Kamalakannan Palanichamy, associate professor in the Department of Radiation Oncology 

My research focuses on understanding the underlying biology of the most aggressive malignancies and transforming these findings into therapeutic interventions. I utilize tools from each aspect of my unique background in biology, biochemistry, bioinformatics, crystallography, drug design and oncology, to identify predictive and prognostic markers and uncover their role in tumorigenesis. 

Metabolic Flux Analysis: We have built the foundation studies on how methionine metabolism fuels brain tumor progression and this article was highlighted in clinical cancer research (2016) (PMID: 26936918). Currently we are planning to utilize metabolic flux to gain mechanistic insight into GBM amino acid metabolism with a view to identify potential metabolic vulnerabilities which can be used for therapeutic intervention.

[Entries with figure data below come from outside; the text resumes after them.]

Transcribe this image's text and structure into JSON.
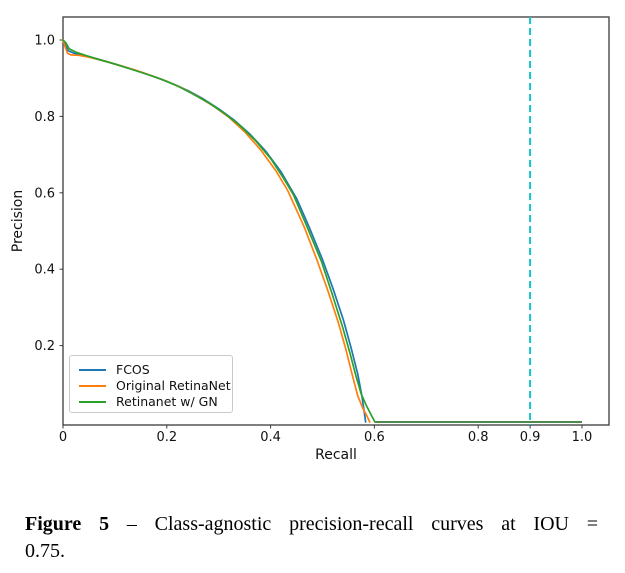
{
  "caption": {
    "figure_label": "Figure 5",
    "separator": "–",
    "line1_rest": "Class-agnostic precision-recall curves at IOU =",
    "line2": "0.75."
  },
  "chart_data": {
    "type": "line",
    "title": "",
    "xlabel": "Recall",
    "ylabel": "Precision",
    "xlim": [
      0,
      1.052
    ],
    "ylim": [
      -0.008,
      1.06
    ],
    "grid": false,
    "legend_position": "lower left",
    "xticks": {
      "values": [
        0,
        0.2,
        0.4,
        0.6,
        0.8,
        0.9,
        1.0
      ],
      "labels": [
        "0",
        "0.2",
        "0.4",
        "0.6",
        "0.8",
        "0.9",
        "1.0"
      ]
    },
    "yticks": {
      "values": [
        0.2,
        0.4,
        0.6,
        0.8,
        1.0
      ],
      "labels": [
        "0.2",
        "0.4",
        "0.6",
        "0.8",
        "1.0"
      ]
    },
    "series": [
      {
        "name": "FCOS",
        "color": "#1f77b4",
        "points": [
          [
            0,
            1.0
          ],
          [
            0.005,
            0.985
          ],
          [
            0.01,
            0.972
          ],
          [
            0.02,
            0.966
          ],
          [
            0.04,
            0.959
          ],
          [
            0.06,
            0.952
          ],
          [
            0.09,
            0.941
          ],
          [
            0.12,
            0.929
          ],
          [
            0.15,
            0.916
          ],
          [
            0.18,
            0.902
          ],
          [
            0.21,
            0.886
          ],
          [
            0.24,
            0.868
          ],
          [
            0.27,
            0.846
          ],
          [
            0.3,
            0.82
          ],
          [
            0.33,
            0.79
          ],
          [
            0.36,
            0.754
          ],
          [
            0.39,
            0.71
          ],
          [
            0.42,
            0.655
          ],
          [
            0.45,
            0.585
          ],
          [
            0.475,
            0.508
          ],
          [
            0.5,
            0.425
          ],
          [
            0.52,
            0.35
          ],
          [
            0.54,
            0.268
          ],
          [
            0.555,
            0.195
          ],
          [
            0.568,
            0.125
          ],
          [
            0.576,
            0.068
          ],
          [
            0.581,
            0.022
          ],
          [
            0.583,
            0.0
          ]
        ]
      },
      {
        "name": "Original RetinaNet",
        "color": "#ff7f0e",
        "points": [
          [
            0,
            1.0
          ],
          [
            0.004,
            0.982
          ],
          [
            0.009,
            0.965
          ],
          [
            0.015,
            0.961
          ],
          [
            0.03,
            0.96
          ],
          [
            0.05,
            0.955
          ],
          [
            0.08,
            0.945
          ],
          [
            0.11,
            0.933
          ],
          [
            0.14,
            0.921
          ],
          [
            0.17,
            0.907
          ],
          [
            0.2,
            0.892
          ],
          [
            0.23,
            0.874
          ],
          [
            0.26,
            0.852
          ],
          [
            0.29,
            0.827
          ],
          [
            0.32,
            0.797
          ],
          [
            0.35,
            0.76
          ],
          [
            0.38,
            0.714
          ],
          [
            0.41,
            0.658
          ],
          [
            0.433,
            0.606
          ],
          [
            0.465,
            0.51
          ],
          [
            0.489,
            0.425
          ],
          [
            0.51,
            0.345
          ],
          [
            0.53,
            0.262
          ],
          [
            0.545,
            0.19
          ],
          [
            0.558,
            0.12
          ],
          [
            0.568,
            0.068
          ],
          [
            0.578,
            0.035
          ],
          [
            0.586,
            0.015
          ],
          [
            0.591,
            0.0
          ]
        ]
      },
      {
        "name": "Retinanet w/ GN",
        "color": "#2ca02c",
        "points": [
          [
            0,
            1.0
          ],
          [
            0.006,
            0.992
          ],
          [
            0.012,
            0.977
          ],
          [
            0.025,
            0.968
          ],
          [
            0.045,
            0.959
          ],
          [
            0.07,
            0.949
          ],
          [
            0.1,
            0.937
          ],
          [
            0.13,
            0.924
          ],
          [
            0.16,
            0.911
          ],
          [
            0.19,
            0.897
          ],
          [
            0.22,
            0.88
          ],
          [
            0.25,
            0.859
          ],
          [
            0.28,
            0.836
          ],
          [
            0.31,
            0.809
          ],
          [
            0.34,
            0.777
          ],
          [
            0.37,
            0.738
          ],
          [
            0.4,
            0.69
          ],
          [
            0.425,
            0.638
          ],
          [
            0.444,
            0.595
          ],
          [
            0.47,
            0.512
          ],
          [
            0.498,
            0.42
          ],
          [
            0.518,
            0.338
          ],
          [
            0.538,
            0.252
          ],
          [
            0.553,
            0.18
          ],
          [
            0.565,
            0.118
          ],
          [
            0.575,
            0.072
          ],
          [
            0.585,
            0.042
          ],
          [
            0.594,
            0.018
          ],
          [
            0.601,
            0.0
          ]
        ]
      }
    ],
    "zero_segment": {
      "from_x": 0.601,
      "to_x": 1.0,
      "y": 0.0,
      "color": "#166016"
    },
    "vline": {
      "x": 0.9,
      "style": "dashed",
      "color": "#16c2cd"
    },
    "colors": {
      "spine": "#3a3a3a",
      "text": "#111111"
    }
  }
}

Developmental Therapeutic in Radiation Oncology by Utilizing Synthetic Lethality Concept: We have demonstrated that in brain tumors Akt kinase inhibition induced synthetic lethality with radiation treatment depending on the mutational status of tumor suppressor TP53. In principle this strategy could provide a large therapeutic window for radiation treatment of TP53 mutant tumors due to the sparing of normal tissue. This article was selected as Focus article in molecular cancer therapeutics (2018) (PMID: 28838997). We are building up this work to identify other synthetic lethal combinations and test them in orthotopic tumor models and translate them for clinical intervention.